The interaction between viruses, such as SARS-CoV-2, and host cells through molecular recognition and binding is a critical area of research, potentially paving the way for novel COVID-19 treatments. One approach under consideration involves the use of ACE2 inhibitors and angiotensin receptor blockers (ARBs). ACE2 inhibitors aim to prevent the production of angiotensin proteins, whereas ARBs block the action of these proteins. Interestingly, evidence suggests that ARBs might offer some protection against SARS-CoV-2 by inhibiting the virus’s binding to ACE2 receptors. The introduction of soluble ACE2 is another strategy being explored, which could neutralize the virus by binding to its spike protein before it attaches to membrane bound ACE2 receptors. This complex interaction underscores the potential for targeting the ACE2 pathway and related angiotensin receptors as a therapeutic strategy against COVID-19. Beyond ACE2 and angiotensin receptors, G-protein coupled receptors (GPCRs) represent another significant focus due to their role in various physiological processes and as major pharmaceutical targets. The spike protein of SARS-CoV-2, a glycoprotein, raises questions about its affinity for GPCRs and the potential for novel therapeutic interventions via GPCR agonists. Screening for GPCR agonists has shown promise in identifying compounds with antiviral effects against viruses like Ebola and Marburg. Additionally, the role of neurotransmitters and their precursors, such as tryptophan and serotonin, along with SSRIs and other antidepressants, have been explored for their potential therapeutic effects against SARS-CoV-2. This research opens avenues for using vibrational spectroscopy to identify ligands that could interfere with the virus’s ability to bind to host cells, suggesting a broader application of vibrational theory in developing new treatments for COVID-19.

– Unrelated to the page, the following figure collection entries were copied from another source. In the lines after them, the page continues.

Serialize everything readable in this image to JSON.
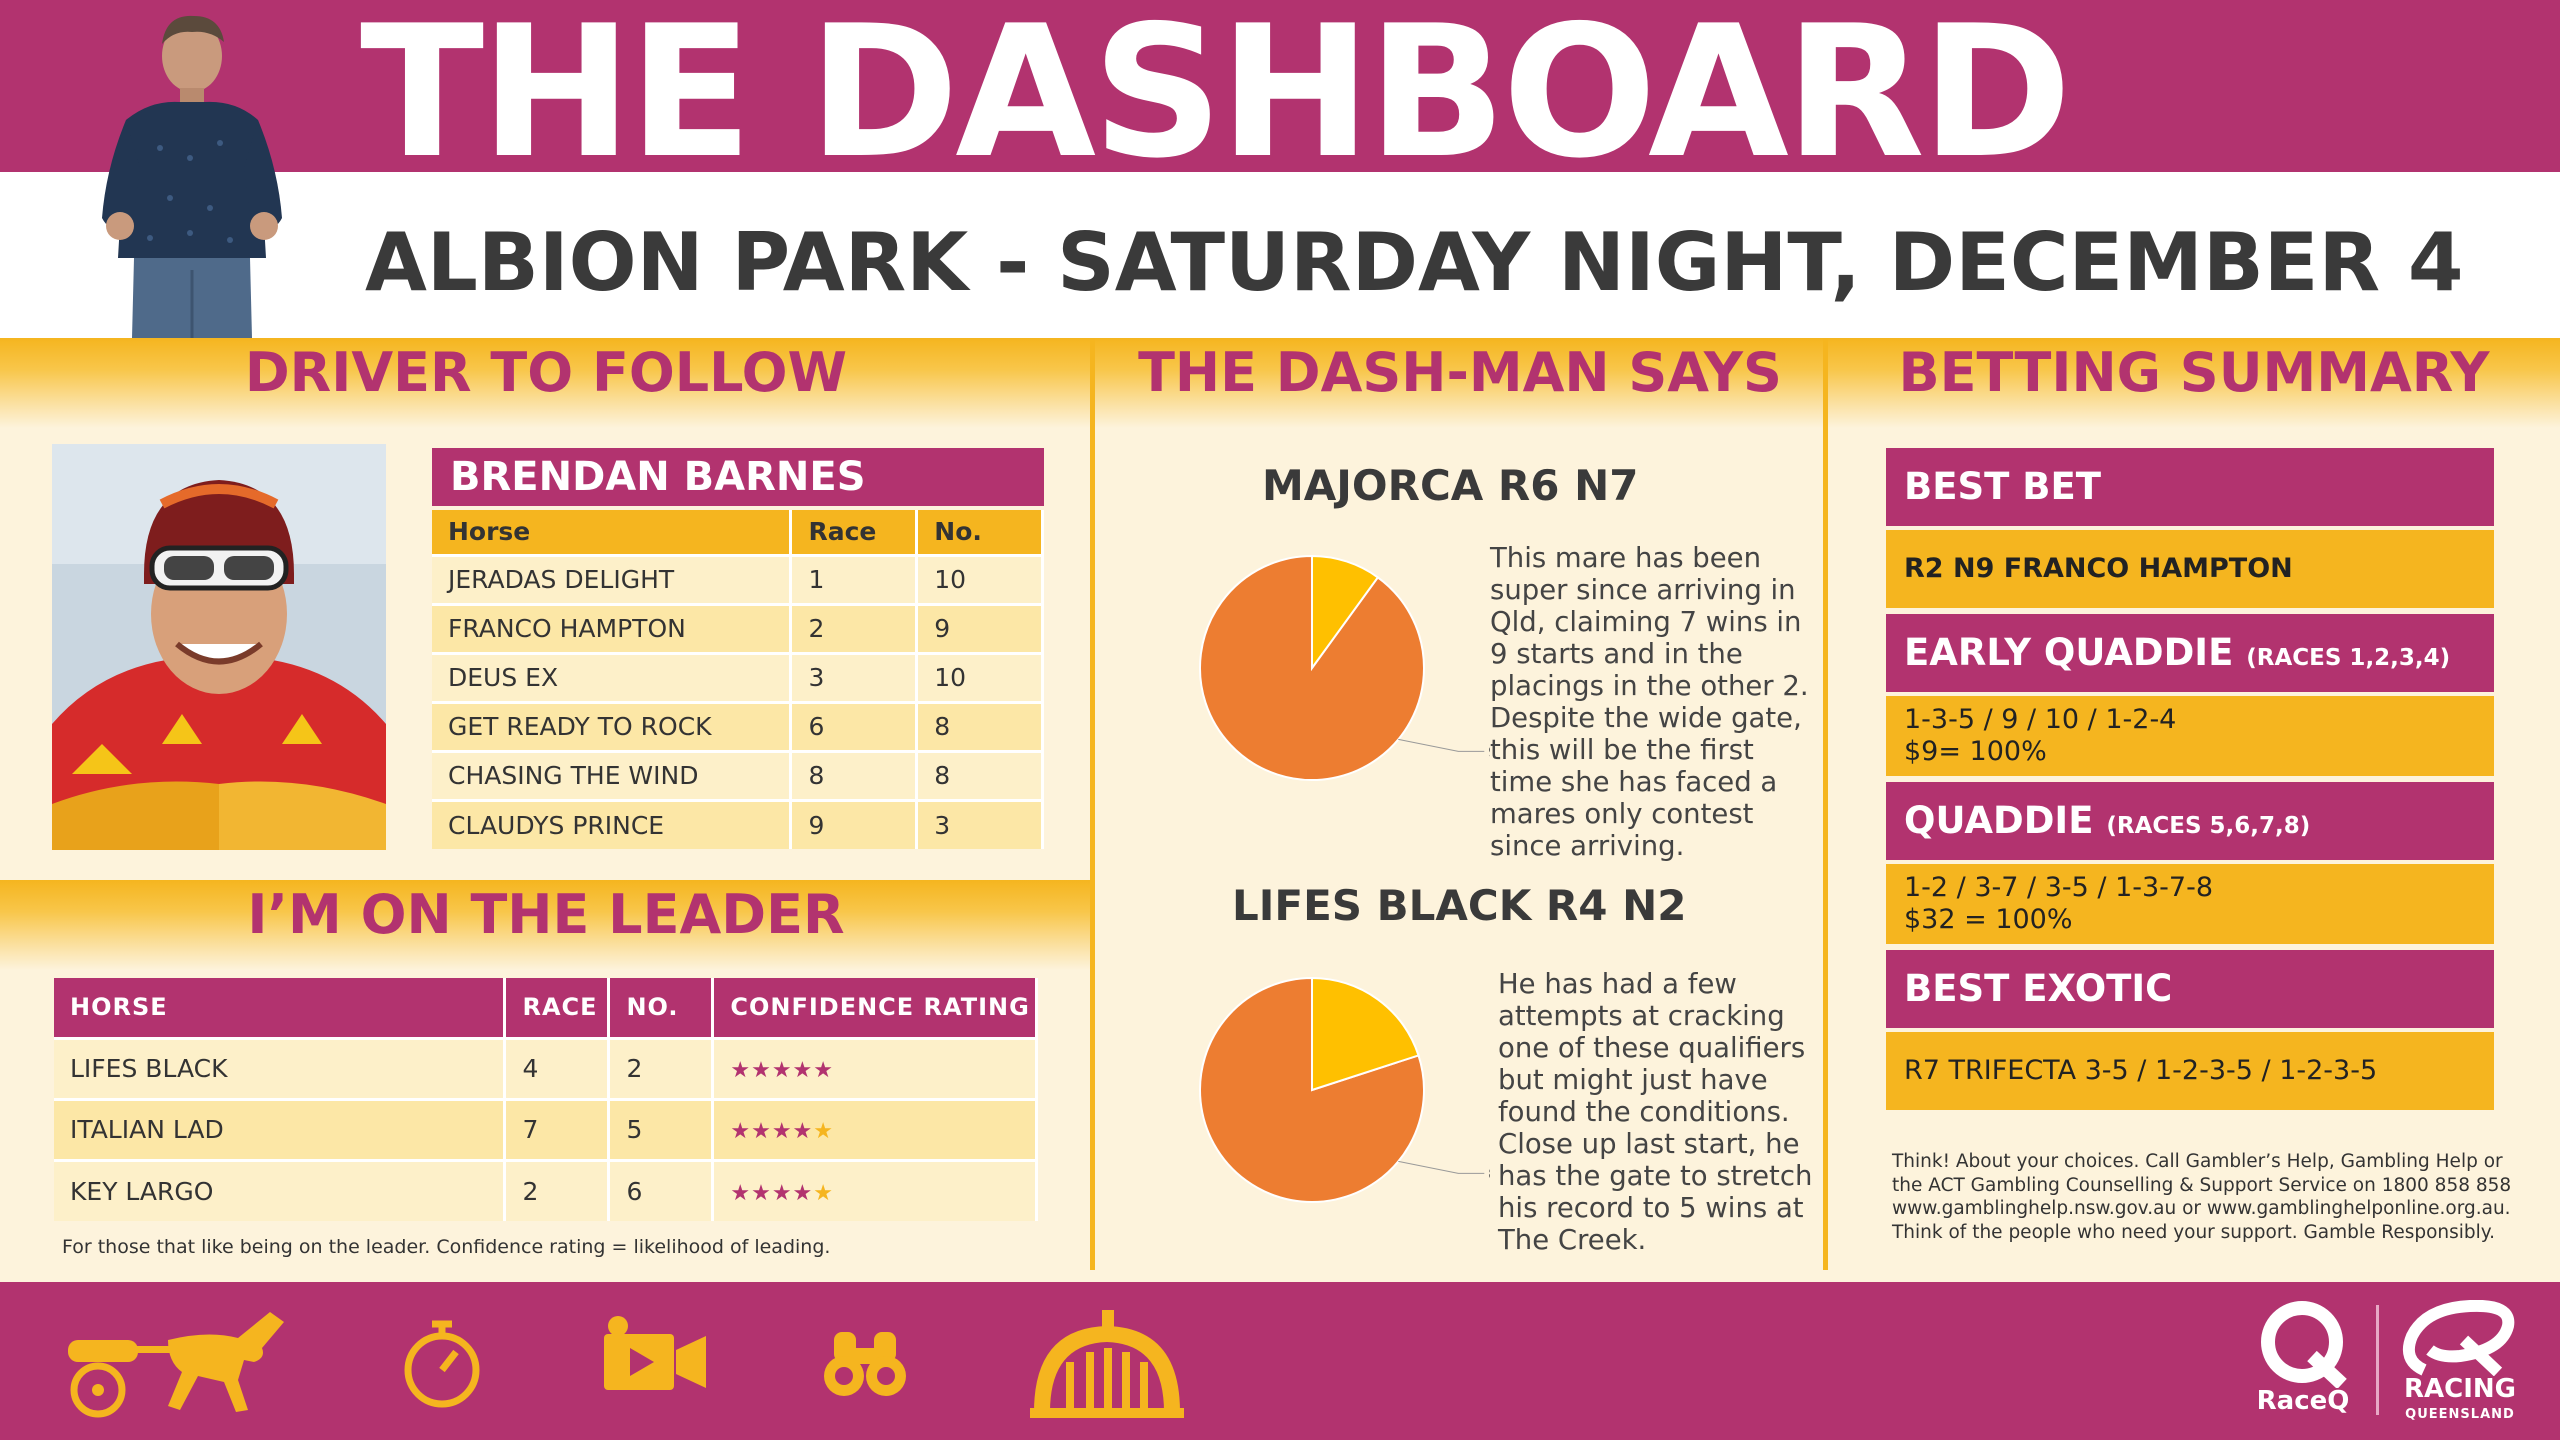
{
  "header": {
    "title": "THE DASHBOARD",
    "subtitle": "ALBION PARK - SATURDAY NIGHT, DECEMBER 4"
  },
  "sections": {
    "driver": "DRIVER TO FOLLOW",
    "dashman": "THE DASH-MAN SAYS",
    "betting": "BETTING SUMMARY",
    "leader": "I’M ON THE LEADER"
  },
  "driver": {
    "name": "BRENDAN BARNES",
    "columns": [
      "Horse",
      "Race",
      "No."
    ],
    "rows": [
      {
        "horse": "JERADAS DELIGHT",
        "race": "1",
        "no": "10"
      },
      {
        "horse": "FRANCO HAMPTON",
        "race": "2",
        "no": "9"
      },
      {
        "horse": "DEUS EX",
        "race": "3",
        "no": "10"
      },
      {
        "horse": "GET READY TO ROCK",
        "race": "6",
        "no": "8"
      },
      {
        "horse": "CHASING THE WIND",
        "race": "8",
        "no": "8"
      },
      {
        "horse": "CLAUDYS PRINCE",
        "race": "9",
        "no": "3"
      }
    ]
  },
  "leader": {
    "columns": [
      "HORSE",
      "RACE",
      "NO.",
      "CONFIDENCE RATING"
    ],
    "rows": [
      {
        "horse": "LIFES BLACK",
        "race": "4",
        "no": "2",
        "rating": 5
      },
      {
        "horse": "ITALIAN LAD",
        "race": "7",
        "no": "5",
        "rating": 4
      },
      {
        "horse": "KEY LARGO",
        "race": "2",
        "no": "6",
        "rating": 4
      }
    ],
    "max_rating": 5,
    "note": "For those that like being on the leader.  Confidence rating = likelihood of leading."
  },
  "picks": [
    {
      "title": "MAJORCA R6 N7",
      "confidence_pct": 90,
      "pie_label": "90%",
      "text": "This mare has been super since arriving in Qld, claiming 7 wins in 9 starts and in the placings in the other 2. Despite the wide gate, this will be the first time she has faced a mares only contest since arriving."
    },
    {
      "title": "LIFES BLACK R4 N2",
      "confidence_pct": 80,
      "pie_label": "80%",
      "text": "He has had a few attempts at cracking one of these qualifiers but might just have found the conditions. Close up last start, he has the gate to stretch his record to 5 wins at The Creek."
    }
  ],
  "betting": {
    "best_bet": {
      "heading": "BEST BET",
      "line1": "R2 N9 FRANCO HAMPTON"
    },
    "early_quaddie": {
      "heading": "EARLY QUADDIE",
      "sub": "(RACES 1,2,3,4)",
      "line1": "1-3-5 / 9 / 10 / 1-2-4",
      "line2": "$9= 100%"
    },
    "quaddie": {
      "heading": "QUADDIE",
      "sub": "(RACES 5,6,7,8)",
      "line1": "1-2 / 3-7 / 3-5 / 1-3-7-8",
      "line2": "$32 = 100%"
    },
    "best_exotic": {
      "heading": "BEST EXOTIC",
      "line1": "R7 TRIFECTA 3-5 / 1-2-3-5 / 1-2-3-5"
    }
  },
  "disclaimer": "Think! About your choices. Call Gambler’s Help, Gambling Help or the ACT Gambling Counselling & Support Service on 1800 858 858 www.gamblinghelp.nsw.gov.au or www.gamblinghelponline.org.au. Think of the people who need your support. Gamble Responsibly.",
  "footer": {
    "icons": [
      "harness-racing-icon",
      "stopwatch-icon",
      "video-camera-icon",
      "binoculars-icon",
      "racecourse-gate-icon"
    ],
    "logos": {
      "raceq": "RaceQ",
      "rq_main": "RACING",
      "rq_sub": "QUEENSLAND"
    }
  },
  "colors": {
    "magenta": "#b2336f",
    "gold": "#f5b51f",
    "cream": "#fdf3dc",
    "pie_main": "#ed7d31",
    "pie_rest": "#ffc000"
  }
}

In conclusion, our research has successfully demonstrated the application of the quantum state diffusion approach to solving the non-linear Stochastic Schrödinger equation in the context of the COVID-19 infection dynamics. The results emphasize the importance of vibration-assisted electron tunneling in the infection process and shed light on the specific biological parameters regime where this phenomenon occurs. By understanding these dynamics, we can further contribute to the global research efforts aimed at combating the COVID-19 pandemic, ultimately leading to the development of improved therapies and preventive strategies to mitigate the impact of this virus on human health and society.